Extensible Code Generation with Java, Part 1 Blog

Version 2



    The Basics
    The Problem
    Subclassing Solution
    Next Time: Safe Zones

    Code generation is a key new trend in engineering, one that you need to understand well. The reason is simple: today's modern frameworks are extremely code-intensive. Using a code generator to build the code for you can save you a lot of time, both in writing the code and fixing the inevitable bugs that spring from swathes of hand-written code.

    There are a number of code generation options for Java development. These range from canned solutions that generate whole applications (e.g. Compuware's OptimalJ), to open source generators (e.g. XDoclet), to custom-built solutions. This article focuses on using XSLT to build custom generators. More information about XSLT is presented below.

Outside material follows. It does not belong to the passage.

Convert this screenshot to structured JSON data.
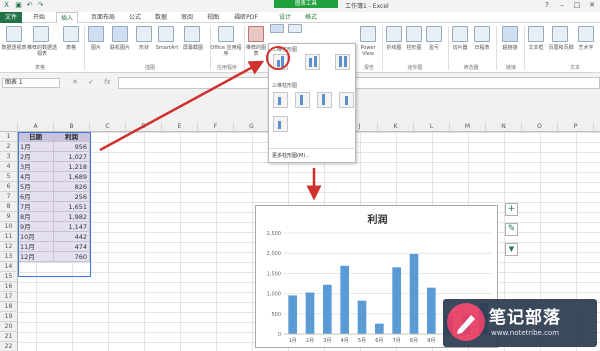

    Building a custom generator is an easy, fun, and cheap (free) way to understand how generation works. With a new understanding about code generation in hand, you will be able to evaluate off-the-shelf tools as well as have the ability to write something yourself.

    Let's start with the basics of code generation.

    The Basics

    Code generation is using one application to build code for another application. In this case, XSLT will be our generator application. Input for a code generator can come in many forms (source code, database schemas, XML models, etc.). Regardless of the source, we call the input the model because it represents (models) what is to be built. On the other side are the templates. The templates render the model into code, or other artifacts such as documentation. Figure 1 illustrates this process.

    Figure 1
    Figure 1. Flow chart for basic XSLT-based code generation

    There are two types of code generation: passive and active. In the passive model, you generate the code once and then tweak it. In the active model, you generate the code continuously (often as part of a build process). As changes to the model are made, the generator will be run and new code is created.

    It's easy to think about how to use code generation on new projects that build new code, but what about existing an code base? We all love new code, but most of us get paid to work on old code. Is there a way we can use code generation to aid us in extending and maintaining existing applications?

    The Problem

    There are several problems with applying code generation to existing code bases. You may have custom homebrew APIs that need custom work. These APIs may have an inconsistent interface, which makes coding to them difficult. You may have, as is often the case, a bunch of classes that could probably be generated, but have small changes required for each case. Some examples would be custom error-checking or validation within the class, or cross-dependency special cases where two classes depend on each other in a unique on-off way.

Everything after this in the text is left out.